Bridgewood Slab Installation Tips

Written by Jason Plett Published on August 1st, 2018

Bridgewood Slab is a wonderful and unique concrete product designed to look like old, weathered wood. With it you can achieve beautiful rustic designs and aesthetics impossible with other more traditional precast concrete slabs or bricks. The Bridgewood Slab is now a family of products that include the Bridgewood Step and Bridgewood Wall, all having the same look of wood and the durability of concrete.

Like any other product, there are different ways that will help enhance the Bridgewood Slab in any installation. Here are 3 tips for installing Bridgewood in your own backyard.

  • Where to Get Inspiration

Bridgewood is inspired by real wood, so it will be very helpful to look at different wood applications in gathering ideas for your Bridgewood patio or path. Before laying any slab, research different designs of wood floors or paths to draw ideas from so you can create a space as unique as the product you are using.  This Bridgewood path was inspired by a boardwalk and was designed to mimic that aesthetic.

  • How to Lay Bridgewood

Laying Bridgewood can be a little bit tricky simply due to its size and weight. The lightest of the three sizes weighs in at 28 lbs. and the heaviest is more than double at 58 lbs., so, needless to say, Bridgewood can sometimes be cumbersome to handle. There are however a few tricks to laying the product. The first is obvious: get help. Having someone to either help you lift the slabs or lay every other slab down will dramatically cut your work time in half. Secondly, use the slabs already laid as a guide to lay your next slab. While laying the slab, put the new slab up against the slabs already laid to provide stability and support while lowering the slab. This ensures that the slabs go in the right place and will prevent disturbances in the screeded sand layer beneath it, which could cause shifting in the patio. And when installing Bridgewood slabs, make sure to include a 1/8” to ¼” gap between each slab. This will allow even spacing for the jointing sand and for easier installation.

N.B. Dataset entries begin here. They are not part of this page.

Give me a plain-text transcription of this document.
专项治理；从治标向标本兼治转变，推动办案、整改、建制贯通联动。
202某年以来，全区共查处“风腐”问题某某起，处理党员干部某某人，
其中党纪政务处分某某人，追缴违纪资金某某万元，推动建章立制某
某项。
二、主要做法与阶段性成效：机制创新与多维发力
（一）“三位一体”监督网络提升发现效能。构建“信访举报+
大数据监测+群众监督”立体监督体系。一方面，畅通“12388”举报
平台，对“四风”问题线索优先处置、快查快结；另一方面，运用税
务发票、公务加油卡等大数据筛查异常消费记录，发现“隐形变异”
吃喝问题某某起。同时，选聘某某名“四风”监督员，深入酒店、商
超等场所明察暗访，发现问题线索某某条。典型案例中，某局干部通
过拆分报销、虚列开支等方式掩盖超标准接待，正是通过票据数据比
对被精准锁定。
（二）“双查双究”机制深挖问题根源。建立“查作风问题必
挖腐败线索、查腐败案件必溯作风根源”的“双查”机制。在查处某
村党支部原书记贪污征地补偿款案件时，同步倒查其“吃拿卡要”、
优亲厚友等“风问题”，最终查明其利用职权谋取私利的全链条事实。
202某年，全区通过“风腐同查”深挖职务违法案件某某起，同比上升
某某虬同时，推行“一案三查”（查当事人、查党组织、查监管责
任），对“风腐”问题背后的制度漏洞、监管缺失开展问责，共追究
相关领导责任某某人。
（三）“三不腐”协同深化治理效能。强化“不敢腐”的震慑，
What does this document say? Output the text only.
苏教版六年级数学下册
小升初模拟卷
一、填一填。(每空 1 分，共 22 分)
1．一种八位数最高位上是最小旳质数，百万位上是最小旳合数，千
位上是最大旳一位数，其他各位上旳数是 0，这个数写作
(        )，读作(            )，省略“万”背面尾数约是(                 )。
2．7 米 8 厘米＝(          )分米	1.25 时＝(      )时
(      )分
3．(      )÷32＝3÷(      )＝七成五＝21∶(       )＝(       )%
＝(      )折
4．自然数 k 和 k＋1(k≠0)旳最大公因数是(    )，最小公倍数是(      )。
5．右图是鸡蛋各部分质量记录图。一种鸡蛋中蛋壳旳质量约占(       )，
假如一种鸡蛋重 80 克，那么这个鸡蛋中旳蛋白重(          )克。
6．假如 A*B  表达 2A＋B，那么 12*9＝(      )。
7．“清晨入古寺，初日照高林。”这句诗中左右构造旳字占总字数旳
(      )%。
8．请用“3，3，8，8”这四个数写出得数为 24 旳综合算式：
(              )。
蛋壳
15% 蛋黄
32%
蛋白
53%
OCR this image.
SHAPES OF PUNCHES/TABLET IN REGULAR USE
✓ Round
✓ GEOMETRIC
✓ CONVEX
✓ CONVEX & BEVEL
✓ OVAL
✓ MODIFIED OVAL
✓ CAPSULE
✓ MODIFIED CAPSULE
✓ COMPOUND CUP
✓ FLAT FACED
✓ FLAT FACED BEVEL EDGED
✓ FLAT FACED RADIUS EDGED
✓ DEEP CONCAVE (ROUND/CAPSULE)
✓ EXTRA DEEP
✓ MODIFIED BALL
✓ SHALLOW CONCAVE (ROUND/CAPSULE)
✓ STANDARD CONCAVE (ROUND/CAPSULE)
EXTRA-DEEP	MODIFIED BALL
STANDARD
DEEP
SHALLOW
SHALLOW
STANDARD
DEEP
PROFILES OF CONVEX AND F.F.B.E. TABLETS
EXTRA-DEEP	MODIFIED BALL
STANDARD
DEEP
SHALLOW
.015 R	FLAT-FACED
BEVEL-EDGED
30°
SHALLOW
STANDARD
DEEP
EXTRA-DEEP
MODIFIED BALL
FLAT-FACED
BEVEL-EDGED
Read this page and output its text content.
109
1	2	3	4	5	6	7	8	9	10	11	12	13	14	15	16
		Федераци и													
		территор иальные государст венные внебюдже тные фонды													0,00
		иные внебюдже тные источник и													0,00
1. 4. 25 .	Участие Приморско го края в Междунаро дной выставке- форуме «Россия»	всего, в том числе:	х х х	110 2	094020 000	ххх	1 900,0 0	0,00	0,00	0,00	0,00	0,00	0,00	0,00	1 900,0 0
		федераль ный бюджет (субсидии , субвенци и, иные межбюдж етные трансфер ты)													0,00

  • How to Apply Polymeric Sand

If you create a path or patio out of Bridgewood, you may choose to use polymeric sand to fill the joints between the slabs. This can prevent weed growth and will keep the patio or path firmly in place. However, due to the nature of the Bridgewood slab and its many decorative grooves that make up the wood grain design, it is good to note that the normal process of dumping and sweeping the sand all around your patio to fill the joints may not be the wisest choice. The sand will get into the cracks on the slabs and when you water the patio to set the sand, you will lose the authentic wood grain look. To avoid this, carefully fill the joints with sand trying to keep the sand just in the area of the joints. We find putting the sand into smaller bags makes this process easier.  Once you are done, carefully sweep the patio to make sure there is no sand left in any of the wood grain and you will have a patio that pops with detail.